Das Schreiben wurde, darauf deuten jedenfalls Sprache und Stil des Memos hin, von einem Agenten des US-Geheimdienstes CIA formuliert. Adressat ist der libysche Geheimdienst in Tripolis, für dessen Kooperation sich der amerikanische Dienst sogleich höflich bedankt. “Wir wissen es zu schätzen, dass Sie unserem Dienst direkten Zugang zu al-Sadiq für Verhöre gestatten, sobald er in Ihren Händen ist”, so das Schreiben.
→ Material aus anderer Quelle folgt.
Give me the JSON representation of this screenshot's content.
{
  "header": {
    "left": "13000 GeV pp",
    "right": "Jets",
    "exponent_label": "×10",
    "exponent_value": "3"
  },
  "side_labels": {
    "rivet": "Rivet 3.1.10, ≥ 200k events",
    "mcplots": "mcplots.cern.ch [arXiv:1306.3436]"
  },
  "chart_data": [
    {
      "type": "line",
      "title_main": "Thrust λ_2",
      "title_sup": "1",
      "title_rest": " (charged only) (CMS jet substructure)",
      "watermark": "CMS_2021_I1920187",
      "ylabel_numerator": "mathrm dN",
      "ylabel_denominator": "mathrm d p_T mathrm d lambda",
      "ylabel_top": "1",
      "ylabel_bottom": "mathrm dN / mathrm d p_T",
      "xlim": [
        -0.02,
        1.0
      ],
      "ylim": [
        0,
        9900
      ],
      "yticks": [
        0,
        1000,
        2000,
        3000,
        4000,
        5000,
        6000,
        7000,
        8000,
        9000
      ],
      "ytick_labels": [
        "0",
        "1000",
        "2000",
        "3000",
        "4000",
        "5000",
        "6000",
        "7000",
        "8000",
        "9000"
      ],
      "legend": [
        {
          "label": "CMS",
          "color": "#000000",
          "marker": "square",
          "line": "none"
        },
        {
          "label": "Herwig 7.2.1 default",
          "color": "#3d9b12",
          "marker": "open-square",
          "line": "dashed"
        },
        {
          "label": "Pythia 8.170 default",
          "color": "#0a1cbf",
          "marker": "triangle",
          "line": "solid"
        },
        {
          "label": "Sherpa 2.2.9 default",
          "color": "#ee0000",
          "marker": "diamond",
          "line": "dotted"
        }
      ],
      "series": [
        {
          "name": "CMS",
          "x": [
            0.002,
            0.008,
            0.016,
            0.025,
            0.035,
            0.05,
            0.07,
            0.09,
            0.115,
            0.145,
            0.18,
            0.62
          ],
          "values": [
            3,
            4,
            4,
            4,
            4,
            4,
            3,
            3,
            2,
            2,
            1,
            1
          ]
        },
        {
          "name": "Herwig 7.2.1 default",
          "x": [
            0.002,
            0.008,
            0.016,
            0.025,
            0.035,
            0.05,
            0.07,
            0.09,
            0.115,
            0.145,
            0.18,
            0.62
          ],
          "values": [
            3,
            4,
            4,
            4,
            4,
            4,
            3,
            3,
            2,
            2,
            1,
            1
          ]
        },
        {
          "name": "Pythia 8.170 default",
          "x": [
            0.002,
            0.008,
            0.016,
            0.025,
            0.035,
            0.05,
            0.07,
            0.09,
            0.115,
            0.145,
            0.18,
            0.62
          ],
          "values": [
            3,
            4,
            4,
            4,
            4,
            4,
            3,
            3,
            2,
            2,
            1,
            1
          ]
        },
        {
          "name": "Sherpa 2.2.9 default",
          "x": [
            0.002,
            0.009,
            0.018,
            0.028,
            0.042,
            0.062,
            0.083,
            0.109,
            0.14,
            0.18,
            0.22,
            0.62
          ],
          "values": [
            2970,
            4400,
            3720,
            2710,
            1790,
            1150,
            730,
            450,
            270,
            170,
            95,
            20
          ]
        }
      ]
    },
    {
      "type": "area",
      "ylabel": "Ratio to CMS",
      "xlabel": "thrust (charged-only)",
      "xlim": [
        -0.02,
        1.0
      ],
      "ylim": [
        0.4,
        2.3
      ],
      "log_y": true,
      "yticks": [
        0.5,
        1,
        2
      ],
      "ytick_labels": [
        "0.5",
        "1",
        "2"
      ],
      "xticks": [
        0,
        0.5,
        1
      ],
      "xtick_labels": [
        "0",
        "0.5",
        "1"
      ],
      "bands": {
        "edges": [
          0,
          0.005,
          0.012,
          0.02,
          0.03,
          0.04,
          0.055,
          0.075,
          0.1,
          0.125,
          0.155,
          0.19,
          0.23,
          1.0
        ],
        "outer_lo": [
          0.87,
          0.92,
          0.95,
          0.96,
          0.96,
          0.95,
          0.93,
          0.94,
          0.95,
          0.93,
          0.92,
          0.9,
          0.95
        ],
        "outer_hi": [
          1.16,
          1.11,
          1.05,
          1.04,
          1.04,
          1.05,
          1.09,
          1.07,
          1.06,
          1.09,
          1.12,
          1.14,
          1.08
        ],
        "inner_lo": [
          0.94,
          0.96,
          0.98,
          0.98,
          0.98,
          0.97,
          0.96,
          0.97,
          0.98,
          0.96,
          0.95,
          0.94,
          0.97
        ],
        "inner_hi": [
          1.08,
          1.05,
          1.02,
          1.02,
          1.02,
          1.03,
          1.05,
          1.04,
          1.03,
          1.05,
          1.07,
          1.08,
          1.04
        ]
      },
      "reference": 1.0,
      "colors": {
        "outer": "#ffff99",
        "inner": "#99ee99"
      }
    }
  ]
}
Libyen müsse vor der Überführung lediglich formal zusichern, so die CIA, dass der Gefangenen menschenwürdig behandelt werde.
Das Dokument, das offen wie nie zuvor bekannt eine der umstrittenen “renditions” durch die CIA beschreibt, haben Mitarbeiter der Menschenrechtsorganisation Human Rights Watch (HRW) nach dem Fall des Gaddafi-Regimes im Büro des Ex-Geheimdienstchefs Mussa Kussa gefunden. Neben vielen anderen Memos belegt es ein für die USA und Großbritannien wenig schmeichelhaftes Freundschaftsverhältnis mit dem für seine Brutalität gefürchteten Geheimdienst Libyens. In dem Report “Delivered into Enemy Hands” wird diese Kooperation nun so detailliert wie noch nie beschrieben.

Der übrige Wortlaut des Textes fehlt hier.